Several recommendations that seek to realign federal technology strategy with principles of resilience, accountability, and strategic independence, ensuring that innovation remains an asset to US power, not a point of vulnerability.
1) Reduce Single‑Vendor Concentration. Set diversification targets for identity, collaboration, and endpoint platforms. Establish cross‑vendor “break‑glass” capabilities that preserve mission continuity if a single platform is degraded.

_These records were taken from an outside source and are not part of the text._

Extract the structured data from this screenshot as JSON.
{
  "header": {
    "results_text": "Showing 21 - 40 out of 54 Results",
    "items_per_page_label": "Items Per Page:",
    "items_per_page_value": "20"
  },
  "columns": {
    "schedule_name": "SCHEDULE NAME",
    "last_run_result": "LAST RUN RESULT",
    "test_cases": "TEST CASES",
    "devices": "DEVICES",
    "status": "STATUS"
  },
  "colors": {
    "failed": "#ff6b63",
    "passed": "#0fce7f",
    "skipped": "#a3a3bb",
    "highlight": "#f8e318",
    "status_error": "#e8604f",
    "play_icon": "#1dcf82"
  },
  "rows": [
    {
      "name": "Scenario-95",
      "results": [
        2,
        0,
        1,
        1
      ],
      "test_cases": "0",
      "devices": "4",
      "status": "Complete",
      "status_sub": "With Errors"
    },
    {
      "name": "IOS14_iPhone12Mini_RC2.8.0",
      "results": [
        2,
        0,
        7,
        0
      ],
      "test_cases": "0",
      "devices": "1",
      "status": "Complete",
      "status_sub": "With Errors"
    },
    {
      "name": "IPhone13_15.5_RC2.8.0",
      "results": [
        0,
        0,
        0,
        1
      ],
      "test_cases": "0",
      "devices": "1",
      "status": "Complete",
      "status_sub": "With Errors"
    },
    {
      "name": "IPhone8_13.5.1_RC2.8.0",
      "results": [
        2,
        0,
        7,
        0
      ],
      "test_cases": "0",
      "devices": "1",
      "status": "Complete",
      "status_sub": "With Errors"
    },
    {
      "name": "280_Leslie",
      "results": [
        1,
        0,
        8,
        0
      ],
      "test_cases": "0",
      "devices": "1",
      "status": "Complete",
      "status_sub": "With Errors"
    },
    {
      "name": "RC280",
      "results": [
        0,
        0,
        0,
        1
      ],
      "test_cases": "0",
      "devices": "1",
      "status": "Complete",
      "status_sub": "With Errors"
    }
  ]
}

2) Prohibit Offshore Personnel on Sensitive Work in the PRC. Codify the DoW “digital escorts” ban across the federal enterprise for privileged roles. Require annual third‑party audits of vendor personnel locations and access pathways, with penalties for nondisclosure.
3) Transparency on PRC Research and Partnerships. Require vendors to fully disclose PRC research collaborations, joint labs, and funding flows relevant to dual‑use domains.
Treat undisclosed PRC co‑authorships in sensitive fields as a material risk in security authorizations.
4) Tighten Cloud and AI Export Guardrails for Work in the PRC. Mandate attestations, telemetry, and enforcement for advanced AI model access, with explicit prohibitions on PRC indirect access. Require U.S.‑jurisdiction operations for support and model‑safety teams serving federal workloads.
5) Assume Breach, Engineer Resilience. Adopt architectures that compartmentalize identity keys and minimize trust in vendor‑managed signing infrastructure. Increase deployment of hardware‑backed MFA, cross‑domain solutions, and continuous validation independent of any single vendor.
6) Align Incentives. Expand the use of performance‑based cybersecurity clauses, with fee holdbacks tied to transparent incident disclosure, secure‑by‑design milestones, and third‑party verification.